Der Akku eines Smartphones hält in der Regel nur einen Tag. Da ist es von Vorteil, wenn man den mal tauschen kann. Dies macht sich vor allem bei einem Defekt bemerkbar: Für 10€ neuen Akku kaufen und die Sache ist behoben. Ich benutze mein Smartphone auch zum Musik hören. Und ab und an wird ein Film drauf geschaut. 11 GB reichen mir da nicht, die sind alleine schon durch die Musik und die mit dem Smartphone gemachten Bilder belegt. 
Von den genannten Smartphones würde ich dir trotz der Bildschirm-Problematik zum Galaxy S4 raten.
Über das HTC One und das Google Nexus 5 kannst du auch noch nachdenken, jedoch haben die einen fest verbauten Akku und keinen SD-Karten-Slot. Da ist jedoch die 32 GB - Variante bezahlbar. Das HTC One besticht durch seine gute Verarbeitung (Aluminium-Case), während das S4 nur aus Plastik ist. Und das Google Nexus 5 hat das aktuellste Android 4.4 installiert. Während die anderen Smartphones "nur" mit Android 4.3 laufen.
Fazit: S4 kaufen und hoffen, dass es nicht kaputt geht. Eventuell gibts ja irgendwo bezahlbare Display-Versicherungen. Oder Samsung ist dann doch ggf. kulant.


----------



## Reaper14 (29. Dezember 2013)

Naja das Problem ist halt wirklich wenn man so ein Display Problem hat ist man am A****. So schnell ein weiteres Smartphone ist leider nicht möglich. Gibt es denn irgendwo Studenten Rabatte? Bei Sony gibt es den, aber es ist trotzdem teurerer als im Amazon.


----------



## addicTix (29. Dezember 2013)

Ich selbst besitze das LG G2 und bin absolut zufrieden. Man hat in der Tat nur 11GB, aber die reichen bei mir vollkommen. Das liegt allerdings vermutlich daran, dass ich nicht jede App runterlade oder tonnenweise Bilder und Videos auf meinem G2 habe.
Ansonsten ist noch zusagen, dass das Display top ist und angenehm groß, die performance super ist und der Sleep/Wake Knopf schön mit dem Zeigefinger zu bedienen ist, da dieser ja auf der Rücksseite des Smartphones ist.

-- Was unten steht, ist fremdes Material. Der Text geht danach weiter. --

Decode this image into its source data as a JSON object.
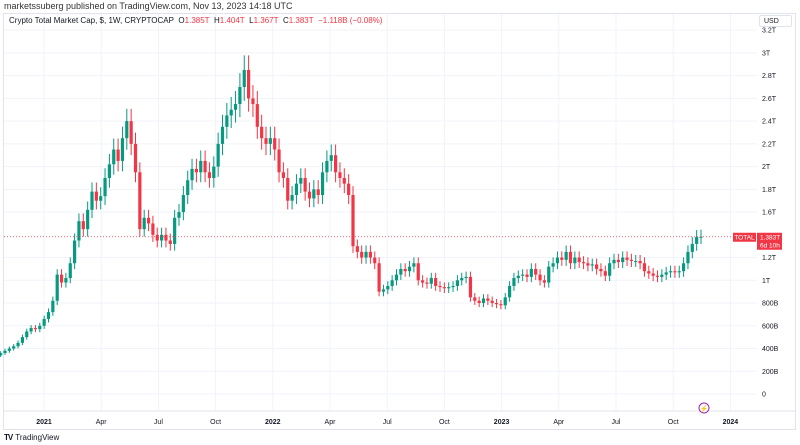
{
  "publisher": "marketssuberg published on TradingView.com, Nov 13, 2023 14:18 UTC",
  "legend": {
    "symbol": "Crypto Total Market Cap, $, 1W, CRYPTOCAP",
    "o_label": "O",
    "o": "1.385T",
    "h_label": "H",
    "h": "1.404T",
    "l_label": "L",
    "l": "1.367T",
    "c_label": "C",
    "c": "1.383T",
    "change": "−1.118B (−0.08%)"
  },
  "currency": "USD",
  "price_tag": {
    "symbol": "TOTAL",
    "price": "1.383T",
    "countdown": "6d 10h"
  },
  "footer": {
    "brand": "TradingView"
  },
  "colors": {
    "up": "#089981",
    "down": "#f23645",
    "grid": "#f0f3fa",
    "event": "#9c27b0"
  },
  "chart_data": {
    "type": "candlestick",
    "title": "Crypto Total Market Cap, $, 1W, CRYPTOCAP",
    "ylabel": "USD",
    "ylim": [
      0,
      3.2
    ],
    "y_unit": "T",
    "y_ticks": [
      {
        "v": 0,
        "label": "0"
      },
      {
        "v": 0.2,
        "label": "200B"
      },
      {
        "v": 0.4,
        "label": "400B"
      },
      {
        "v": 0.6,
        "label": "600B"
      },
      {
        "v": 0.8,
        "label": "800B"
      },
      {
        "v": 1.0,
        "label": "1T"
      },
      {
        "v": 1.2,
        "label": "1.2T"
      },
      {
        "v": 1.6,
        "label": "1.6T"
      },
      {
        "v": 1.8,
        "label": "1.8T"
      },
      {
        "v": 2.0,
        "label": "2T"
      },
      {
        "v": 2.2,
        "label": "2.2T"
      },
      {
        "v": 2.4,
        "label": "2.4T"
      },
      {
        "v": 2.6,
        "label": "2.6T"
      },
      {
        "v": 2.8,
        "label": "2.8T"
      },
      {
        "v": 3.0,
        "label": "3T"
      },
      {
        "v": 3.2,
        "label": "3.2T"
      }
    ],
    "x_ticks": [
      {
        "week": 13,
        "label": "2021",
        "bold": true
      },
      {
        "week": 26,
        "label": "Apr"
      },
      {
        "week": 39,
        "label": "Jul"
      },
      {
        "week": 52,
        "label": "Oct"
      },
      {
        "week": 65,
        "label": "2022",
        "bold": true
      },
      {
        "week": 78,
        "label": "Apr"
      },
      {
        "week": 91,
        "label": "Jul"
      },
      {
        "week": 104,
        "label": "Oct"
      },
      {
        "week": 117,
        "label": "2023",
        "bold": true
      },
      {
        "week": 130,
        "label": "Apr"
      },
      {
        "week": 143,
        "label": "Jul"
      },
      {
        "week": 156,
        "label": "Oct"
      },
      {
        "week": 169,
        "label": "2024",
        "bold": true
      }
    ],
    "start_open": 0.34,
    "weekly_close": [
      0.36,
      0.38,
      0.4,
      0.42,
      0.45,
      0.5,
      0.55,
      0.58,
      0.57,
      0.6,
      0.66,
      0.72,
      0.82,
      1.05,
      0.98,
      1.02,
      1.15,
      1.35,
      1.52,
      1.45,
      1.62,
      1.78,
      1.7,
      1.74,
      1.9,
      2.02,
      2.15,
      2.05,
      2.25,
      2.4,
      2.2,
      1.95,
      1.45,
      1.55,
      1.5,
      1.4,
      1.35,
      1.4,
      1.35,
      1.32,
      1.55,
      1.6,
      1.75,
      1.88,
      1.98,
      1.95,
      2.05,
      1.95,
      1.9,
      2.0,
      2.2,
      2.35,
      2.45,
      2.5,
      2.55,
      2.7,
      2.85,
      2.6,
      2.55,
      2.35,
      2.25,
      2.2,
      2.25,
      2.15,
      1.95,
      1.9,
      1.7,
      1.75,
      1.85,
      1.9,
      1.78,
      1.72,
      1.8,
      1.75,
      1.95,
      2.05,
      2.1,
      1.95,
      1.9,
      1.85,
      1.75,
      1.3,
      1.25,
      1.2,
      1.25,
      1.2,
      1.15,
      0.9,
      0.92,
      0.95,
      1.0,
      1.05,
      1.1,
      1.08,
      1.12,
      1.15,
      1.0,
      0.98,
      0.97,
      1.02,
      0.95,
      0.94,
      0.93,
      0.94,
      0.95,
      1.0,
      1.02,
      1.03,
      0.85,
      0.82,
      0.8,
      0.84,
      0.82,
      0.8,
      0.79,
      0.78,
      0.85,
      0.95,
      1.02,
      1.04,
      1.05,
      1.03,
      1.1,
      1.05,
      1.0,
      0.98,
      1.12,
      1.15,
      1.2,
      1.18,
      1.25,
      1.15,
      1.2,
      1.16,
      1.15,
      1.13,
      1.14,
      1.1,
      1.08,
      1.04,
      1.15,
      1.18,
      1.16,
      1.2,
      1.18,
      1.17,
      1.17,
      1.15,
      1.08,
      1.06,
      1.04,
      1.03,
      1.05,
      1.07,
      1.08,
      1.07,
      1.08,
      1.15,
      1.25,
      1.32,
      1.38,
      1.383
    ],
    "last_price": 1.383
  }
}
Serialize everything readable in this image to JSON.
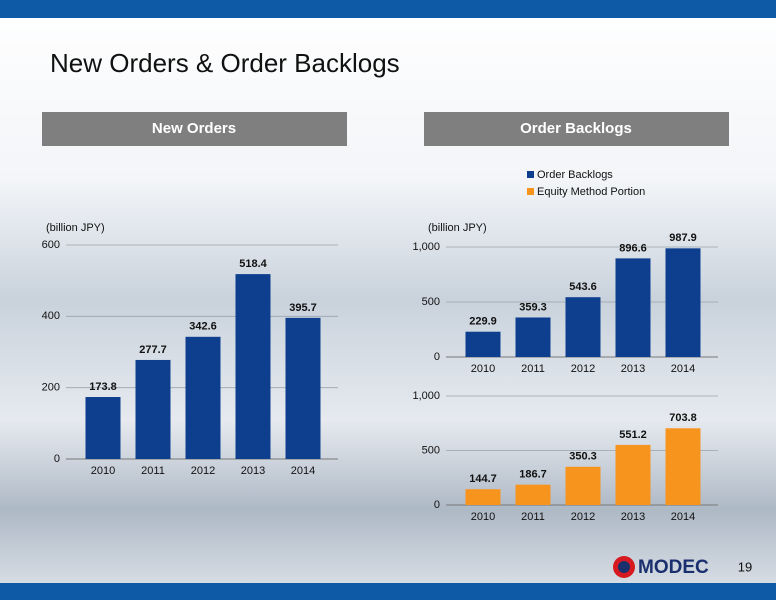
{
  "title": "New Orders & Order Backlogs",
  "page_number": "19",
  "logo": "MODEC",
  "chart_data": [
    {
      "type": "bar",
      "title": "New Orders",
      "y_label": "(billion JPY)",
      "categories": [
        "2010",
        "2011",
        "2012",
        "2013",
        "2014"
      ],
      "values": [
        173.8,
        277.7,
        342.6,
        518.4,
        395.7
      ],
      "color": "#0e3f8e",
      "ylim": [
        0,
        600
      ],
      "yticks": [
        0,
        200,
        400,
        600
      ],
      "grid": true
    },
    {
      "type": "bar",
      "title": "Order Backlogs",
      "y_label": "(billion JPY)",
      "categories": [
        "2010",
        "2011",
        "2012",
        "2013",
        "2014"
      ],
      "series": [
        {
          "name": "Order Backlogs",
          "color": "#0e3f8e",
          "values": [
            229.9,
            359.3,
            543.6,
            896.6,
            987.9
          ]
        }
      ],
      "ylim": [
        0,
        1000
      ],
      "yticks": [
        0,
        500,
        {
          "value": 1000,
          "label": "1,000"
        }
      ],
      "grid": true
    },
    {
      "type": "bar",
      "categories": [
        "2010",
        "2011",
        "2012",
        "2013",
        "2014"
      ],
      "series": [
        {
          "name": "Equity Method Portion",
          "color": "#f7941d",
          "values": [
            144.7,
            186.7,
            350.3,
            551.2,
            703.8
          ]
        }
      ],
      "ylim": [
        0,
        1000
      ],
      "yticks": [
        0,
        500,
        {
          "value": 1000,
          "label": "1,000"
        }
      ],
      "grid": true
    }
  ]
}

Jediglich die Update Politik von LG lässt ein wenig zu wünschen übrig. In Korea ist das Android 4.4 KitKat Update bereits erschienen, wir deutschen müssen uns wohl noch ein paar Monate gedulden.


----------



## Birdy84 (29. Dezember 2013)

Habe das LG G2 (16GB) und wenn ich sparsam bin, hält der Akku 3-4 Tage. Der Speicher reicht (mir), kommt natürlich darauf an, was man damit vor hat.


----------



## maxe (29. Dezember 2013)

Hab das Z1 und bin echt happy damit, ist halt nochmal schneller als das Z, obs im Alltag nen Unterschied gibt stell ich mal dahin. Wirklich super am Z1 ist aber die Akkulaufzeit, das wär echt ein Argument dafür im Vergleich zu meinen alten S2 und dem S3 und S4, welche in meiner Familie im Einsatz sind. Was Sony auch wirklich besser macht als Samsung ist die Oberfläche und vorinstallierten Apps. Die Oberfläche ist schlicht und einfach, und es kommen  zu den Üblichen Google-Apps wirklich nur Apps und Dienste von Sony darauf vor, keine Werbeapps wie bei Samsung, die man nach jedem Update wieder deinstallieren muss. Finde es auf jeden Fall angenehmer zu bedienen, stylischer und flüssig ist es noch dazu. Auch die Kamera finde ich einen Tick besser. Für das S4 spricht dagegen die Handlichkeit, es ist leichter und trotz gleich großem Display kleiner, auch die stärker abgerundeten Ecken und die gewölbte Hinterseite machen es sehr viel mehr Hosentaschentauglicher und angenehmer in der Hand. Displaymäßig finde ich das LCD des Sony ausgewogener, das OLED vom S4 ist knalliger hat aber den besseren Kontrast. Als Schmankerl gibt es von Sony dazu noch ab und zu gratis Filme (zB. Elysium) Samsung dagegen teilt oft tolle gratis Spiele aus. In jedem Fall macht du mit keinem was verkehrt, kommt auf deine Präferenzen an.


----------



## Reaper14 (29. Dezember 2013)

Ich hab ich habe mir grad noch mal das Xperia Z angesehen. Laut Spezifikation fehlt diesem Handy das UMTS 1900 MHz Band. So weit ich weiß nutzt die Telekom (und Congstar) genau diese Frequenz, also hätte ich damit hier keinen Empfang oder sehe ich das falsch?


----------



## Noob-boost (2. Januar 2014)

Was willst du überhaupt mit dem Handy machen? Android-Handys sind meines Wissens nach auch sehr vergänglich. Soll heißen, dass du nach 2-3 Jahren keine Updatea mehr hast und dich dann ärgerst, so viel Geld für ein Handy ausgegeben zu haben...


----------



## Lyran (2. Januar 2014)

Noob-boost schrieb:


> Was willst du überhaupt mit dem Handy machen? Android-Handys sind meines Wissens nach auch sehr vergänglich. Soll heißen, dass du nach 2-3 Jahren keine Updatea mehr hast und dich dann ärgerst, so viel Geld für ein Handy ausgegeben zu haben...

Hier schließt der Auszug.